FB共同創業者の1人でザッカーバーグ氏と袂(たもと)を分かったクリス・ヒューズ氏は批判的だ。「FBユーザーが自分たちのデータが誰に、どんな形で利用されているのか理解しているとは思わない。ミレニアル世代が1日に150回もスマートフォンに触っているという心理的・社会的現実に気づく必要がある」。FBがこうした問題に直面せずに済んできたことの方がショッキングだったという。
市民のプライバシーを保護するためにつくられたGDPRが個人データを無制限に搾取するビジネスモデルに警鐘を鳴らしたのは間違いない。
トランプ米大統領の出現で
貿易協定による規制は頓挫
しかしEUの思い描く通り、GDPRの枠組みで健全なデータ利用が育まれるのだろうか。規則をつくるのはたやすいが、データ利用を妨げずに運用するのは至難の業だ。

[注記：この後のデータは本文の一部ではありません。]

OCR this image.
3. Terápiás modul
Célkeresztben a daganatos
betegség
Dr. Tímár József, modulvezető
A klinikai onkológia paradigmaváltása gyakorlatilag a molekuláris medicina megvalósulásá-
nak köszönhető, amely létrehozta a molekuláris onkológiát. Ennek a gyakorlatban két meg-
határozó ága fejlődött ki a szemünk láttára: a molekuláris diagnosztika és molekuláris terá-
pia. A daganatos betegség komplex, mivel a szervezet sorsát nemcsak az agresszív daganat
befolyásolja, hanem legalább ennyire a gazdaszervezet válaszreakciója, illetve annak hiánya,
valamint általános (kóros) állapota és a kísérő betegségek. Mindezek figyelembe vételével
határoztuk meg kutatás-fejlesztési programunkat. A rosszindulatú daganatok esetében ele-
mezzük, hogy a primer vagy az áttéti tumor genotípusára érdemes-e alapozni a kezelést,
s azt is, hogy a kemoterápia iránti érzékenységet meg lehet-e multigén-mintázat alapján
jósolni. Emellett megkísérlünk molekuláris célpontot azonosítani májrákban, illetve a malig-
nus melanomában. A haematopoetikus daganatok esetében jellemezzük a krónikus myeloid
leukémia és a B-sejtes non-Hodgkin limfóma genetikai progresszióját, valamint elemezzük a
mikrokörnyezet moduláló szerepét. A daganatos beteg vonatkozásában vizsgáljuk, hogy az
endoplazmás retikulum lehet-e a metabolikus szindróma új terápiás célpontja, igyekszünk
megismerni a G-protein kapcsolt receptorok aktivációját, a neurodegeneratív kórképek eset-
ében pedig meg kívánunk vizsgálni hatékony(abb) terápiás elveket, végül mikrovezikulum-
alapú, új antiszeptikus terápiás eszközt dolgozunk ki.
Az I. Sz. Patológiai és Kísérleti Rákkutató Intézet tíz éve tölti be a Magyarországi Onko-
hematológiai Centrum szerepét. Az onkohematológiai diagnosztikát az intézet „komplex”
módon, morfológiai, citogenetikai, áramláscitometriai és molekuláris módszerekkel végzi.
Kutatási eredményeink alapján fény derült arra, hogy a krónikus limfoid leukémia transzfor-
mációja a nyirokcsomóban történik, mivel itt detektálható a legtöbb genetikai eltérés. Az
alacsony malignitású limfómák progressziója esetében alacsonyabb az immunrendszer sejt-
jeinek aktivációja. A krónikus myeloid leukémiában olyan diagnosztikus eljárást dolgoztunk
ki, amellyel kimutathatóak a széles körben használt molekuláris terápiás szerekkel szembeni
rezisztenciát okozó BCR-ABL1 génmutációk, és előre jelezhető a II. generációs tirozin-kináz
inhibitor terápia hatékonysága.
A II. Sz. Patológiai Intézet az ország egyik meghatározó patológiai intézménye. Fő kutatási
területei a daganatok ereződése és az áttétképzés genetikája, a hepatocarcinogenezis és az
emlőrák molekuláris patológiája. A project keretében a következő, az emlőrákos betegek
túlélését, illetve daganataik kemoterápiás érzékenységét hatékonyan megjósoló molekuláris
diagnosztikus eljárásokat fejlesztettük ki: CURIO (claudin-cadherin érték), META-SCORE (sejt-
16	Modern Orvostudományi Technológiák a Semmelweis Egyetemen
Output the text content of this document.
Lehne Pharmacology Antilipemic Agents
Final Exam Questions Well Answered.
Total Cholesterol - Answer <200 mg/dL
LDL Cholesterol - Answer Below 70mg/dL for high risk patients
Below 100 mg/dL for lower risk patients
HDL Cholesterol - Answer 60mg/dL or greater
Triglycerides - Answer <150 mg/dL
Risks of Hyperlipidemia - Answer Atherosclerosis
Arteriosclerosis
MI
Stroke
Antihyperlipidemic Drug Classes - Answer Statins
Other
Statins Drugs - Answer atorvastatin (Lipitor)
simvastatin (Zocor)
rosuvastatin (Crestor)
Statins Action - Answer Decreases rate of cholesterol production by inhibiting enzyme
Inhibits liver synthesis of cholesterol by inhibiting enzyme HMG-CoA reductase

マッキンゼー・グローバル研究所によると、08年の世界金融危機をきっかけに物・資本・サービスの移動は14ポイントも縮小したが、国境をまたぐデータ移動は05年から10年間で毎秒約5テラバイトから約290テラバイトに約58倍も拡大した。今後も約37ポイントずつ年々増加していくという。
データ保護規則はEU単独ではなく、あらゆる関係者が参加するマルチステークホルダー・プロセスか、少なくとも米国とEUの環大西洋貿易投資協定(TTIP)の枠組みの中で交渉するべきだった。しかし保護主義者のトランプ米大統領の登場で叶わぬ夢となってしまった。